Fluorescence Signal Amplification Based on Arginine-Glycine-Aspartate-Gold-Nanoparticle Conjugates for in Situ Monitoring of microRNAs

Abstract

With the rising incidence of cancer-related deaths worldwide, the highly sensitive in situ monitoring of tumor biomarkers is becoming increasingly crucial for the early diagnosis of cancer. For instance, fluctuations in microRNA levels may contribute to tumor inhibition or promotion, which are closely linked to the onset and progression of various cancers.
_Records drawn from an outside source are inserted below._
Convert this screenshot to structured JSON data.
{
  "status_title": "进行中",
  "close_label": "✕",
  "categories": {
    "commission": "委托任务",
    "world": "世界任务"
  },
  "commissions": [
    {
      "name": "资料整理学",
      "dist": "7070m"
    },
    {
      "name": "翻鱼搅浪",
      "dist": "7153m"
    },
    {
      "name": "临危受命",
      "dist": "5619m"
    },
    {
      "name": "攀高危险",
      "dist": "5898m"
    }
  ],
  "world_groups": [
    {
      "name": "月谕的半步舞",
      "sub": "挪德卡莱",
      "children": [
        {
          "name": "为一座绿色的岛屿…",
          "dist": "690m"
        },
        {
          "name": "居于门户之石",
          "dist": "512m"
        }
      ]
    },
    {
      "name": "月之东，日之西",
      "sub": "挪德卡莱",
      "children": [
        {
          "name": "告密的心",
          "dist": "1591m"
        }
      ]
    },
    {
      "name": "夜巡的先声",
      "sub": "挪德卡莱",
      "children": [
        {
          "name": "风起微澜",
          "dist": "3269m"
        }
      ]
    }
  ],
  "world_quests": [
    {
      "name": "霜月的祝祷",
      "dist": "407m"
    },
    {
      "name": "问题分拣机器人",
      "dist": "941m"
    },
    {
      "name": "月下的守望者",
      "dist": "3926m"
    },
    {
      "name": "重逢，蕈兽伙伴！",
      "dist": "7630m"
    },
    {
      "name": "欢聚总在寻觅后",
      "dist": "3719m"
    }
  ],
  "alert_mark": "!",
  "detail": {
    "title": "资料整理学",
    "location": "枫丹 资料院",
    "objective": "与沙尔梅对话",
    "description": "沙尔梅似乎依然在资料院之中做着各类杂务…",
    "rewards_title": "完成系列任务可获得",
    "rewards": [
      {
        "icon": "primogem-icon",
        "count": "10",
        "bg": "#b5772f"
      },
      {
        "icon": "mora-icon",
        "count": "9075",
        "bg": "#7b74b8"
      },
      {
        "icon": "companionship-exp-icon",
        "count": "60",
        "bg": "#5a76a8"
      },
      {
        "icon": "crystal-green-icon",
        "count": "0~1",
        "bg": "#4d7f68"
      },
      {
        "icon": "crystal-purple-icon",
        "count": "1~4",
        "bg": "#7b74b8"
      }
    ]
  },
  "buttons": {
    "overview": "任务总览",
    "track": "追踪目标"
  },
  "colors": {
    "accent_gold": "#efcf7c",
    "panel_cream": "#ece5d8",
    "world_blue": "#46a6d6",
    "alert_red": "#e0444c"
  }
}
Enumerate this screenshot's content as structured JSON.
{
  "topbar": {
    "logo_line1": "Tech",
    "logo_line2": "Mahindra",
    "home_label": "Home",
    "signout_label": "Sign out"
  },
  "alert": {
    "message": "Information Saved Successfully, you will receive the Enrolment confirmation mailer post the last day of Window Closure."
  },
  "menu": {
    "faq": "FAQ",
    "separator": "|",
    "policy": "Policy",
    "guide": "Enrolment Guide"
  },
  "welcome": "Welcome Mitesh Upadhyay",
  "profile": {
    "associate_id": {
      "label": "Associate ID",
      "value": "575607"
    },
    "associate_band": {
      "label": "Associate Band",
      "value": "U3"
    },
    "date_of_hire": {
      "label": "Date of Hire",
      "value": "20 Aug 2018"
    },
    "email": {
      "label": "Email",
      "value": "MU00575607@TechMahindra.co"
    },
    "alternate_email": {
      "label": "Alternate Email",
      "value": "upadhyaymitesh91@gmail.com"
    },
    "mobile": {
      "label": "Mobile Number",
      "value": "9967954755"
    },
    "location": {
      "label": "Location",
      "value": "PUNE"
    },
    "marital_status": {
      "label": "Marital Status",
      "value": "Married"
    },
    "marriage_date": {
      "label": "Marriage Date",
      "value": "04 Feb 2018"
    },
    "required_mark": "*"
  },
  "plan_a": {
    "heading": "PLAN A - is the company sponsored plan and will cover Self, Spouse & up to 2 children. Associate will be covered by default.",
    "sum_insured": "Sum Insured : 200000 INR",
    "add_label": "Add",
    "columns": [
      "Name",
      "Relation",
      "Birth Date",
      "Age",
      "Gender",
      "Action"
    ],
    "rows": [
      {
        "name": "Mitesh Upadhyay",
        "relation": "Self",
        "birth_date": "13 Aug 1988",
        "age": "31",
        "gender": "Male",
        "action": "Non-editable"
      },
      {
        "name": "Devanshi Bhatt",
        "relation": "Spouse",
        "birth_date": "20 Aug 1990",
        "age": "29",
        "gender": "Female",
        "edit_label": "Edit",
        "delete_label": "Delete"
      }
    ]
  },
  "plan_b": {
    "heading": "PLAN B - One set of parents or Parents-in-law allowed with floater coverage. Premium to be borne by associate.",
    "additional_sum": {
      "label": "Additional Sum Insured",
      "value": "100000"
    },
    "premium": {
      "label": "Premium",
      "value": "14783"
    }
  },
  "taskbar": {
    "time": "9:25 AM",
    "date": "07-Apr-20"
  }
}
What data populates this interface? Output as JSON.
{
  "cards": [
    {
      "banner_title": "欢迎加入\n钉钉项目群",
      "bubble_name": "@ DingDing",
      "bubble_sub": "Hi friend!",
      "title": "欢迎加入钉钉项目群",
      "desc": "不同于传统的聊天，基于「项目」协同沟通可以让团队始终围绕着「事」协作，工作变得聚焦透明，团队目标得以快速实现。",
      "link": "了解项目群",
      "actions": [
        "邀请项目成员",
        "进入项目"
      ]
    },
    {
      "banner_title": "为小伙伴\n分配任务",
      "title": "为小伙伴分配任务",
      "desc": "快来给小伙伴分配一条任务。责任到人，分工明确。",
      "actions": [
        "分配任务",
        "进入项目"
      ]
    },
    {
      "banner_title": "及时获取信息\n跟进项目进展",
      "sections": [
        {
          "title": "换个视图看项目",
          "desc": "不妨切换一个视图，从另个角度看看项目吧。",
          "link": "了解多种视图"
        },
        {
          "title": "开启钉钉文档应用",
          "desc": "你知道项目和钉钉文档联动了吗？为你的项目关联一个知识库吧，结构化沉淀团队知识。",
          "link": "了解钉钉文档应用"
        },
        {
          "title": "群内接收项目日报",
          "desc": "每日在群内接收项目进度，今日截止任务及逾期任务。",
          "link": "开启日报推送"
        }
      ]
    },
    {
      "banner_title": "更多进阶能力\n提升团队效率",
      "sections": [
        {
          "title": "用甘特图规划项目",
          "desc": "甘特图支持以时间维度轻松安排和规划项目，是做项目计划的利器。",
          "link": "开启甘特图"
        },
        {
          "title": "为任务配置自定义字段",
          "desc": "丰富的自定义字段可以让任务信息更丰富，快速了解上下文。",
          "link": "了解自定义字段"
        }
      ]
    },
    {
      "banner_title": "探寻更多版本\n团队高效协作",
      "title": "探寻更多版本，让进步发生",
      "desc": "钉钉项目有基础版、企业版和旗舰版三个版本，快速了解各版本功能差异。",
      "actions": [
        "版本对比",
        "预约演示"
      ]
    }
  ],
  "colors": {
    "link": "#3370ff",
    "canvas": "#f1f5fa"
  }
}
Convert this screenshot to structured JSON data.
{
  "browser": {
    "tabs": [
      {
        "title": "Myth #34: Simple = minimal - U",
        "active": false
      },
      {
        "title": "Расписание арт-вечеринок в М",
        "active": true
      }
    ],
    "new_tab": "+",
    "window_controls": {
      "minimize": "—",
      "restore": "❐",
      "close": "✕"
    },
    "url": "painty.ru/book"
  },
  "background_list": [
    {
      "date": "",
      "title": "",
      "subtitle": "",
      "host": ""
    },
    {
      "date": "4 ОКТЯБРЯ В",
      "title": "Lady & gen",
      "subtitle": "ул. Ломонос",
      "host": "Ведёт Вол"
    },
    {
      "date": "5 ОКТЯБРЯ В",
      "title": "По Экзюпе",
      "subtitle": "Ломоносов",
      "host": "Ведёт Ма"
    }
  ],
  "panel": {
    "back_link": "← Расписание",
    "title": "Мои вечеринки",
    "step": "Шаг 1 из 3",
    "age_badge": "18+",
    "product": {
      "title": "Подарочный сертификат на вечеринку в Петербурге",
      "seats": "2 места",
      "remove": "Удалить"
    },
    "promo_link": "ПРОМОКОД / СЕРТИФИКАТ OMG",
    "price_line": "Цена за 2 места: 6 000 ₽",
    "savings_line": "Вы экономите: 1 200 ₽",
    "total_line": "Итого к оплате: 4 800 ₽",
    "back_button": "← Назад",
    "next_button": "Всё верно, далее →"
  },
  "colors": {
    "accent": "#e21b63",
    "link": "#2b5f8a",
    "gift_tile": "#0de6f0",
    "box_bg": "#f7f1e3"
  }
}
In this context, we developed a one-pot synthesis strategy for arginine-glycine-aspartate (RGD)-conjugated gold nanoparticles (RGD-AuNPs). This approach generates charge-loaded, tumor-targeting nanocarriers that facilitate the intracellular transfer of a target-triggered enzyme-free amplification (TEFA) platform, enabling fluorescent signal amplification through the in vivo self-assembly of hairpin DNA probes. Utilizing this strategy, live-cell miRNA imaging was successfully conducted in three tumor cell lines: HepG2, A549, and MDA-MB-231. Additionally, the charge-loaded AuNP carrier proved to be an effective medium for in vivo TEFA. Furthermore, imaging of tumor tissues in mice demonstrated that charge-loaded AuNP carriers can be employed in a tumor-labeling strategy. These carriers were utilized to efficiently perform in vivo TEFA, representing a significant technical advancement in the field of live-cell native miRNA monitoring and target-triggered tumor labeling.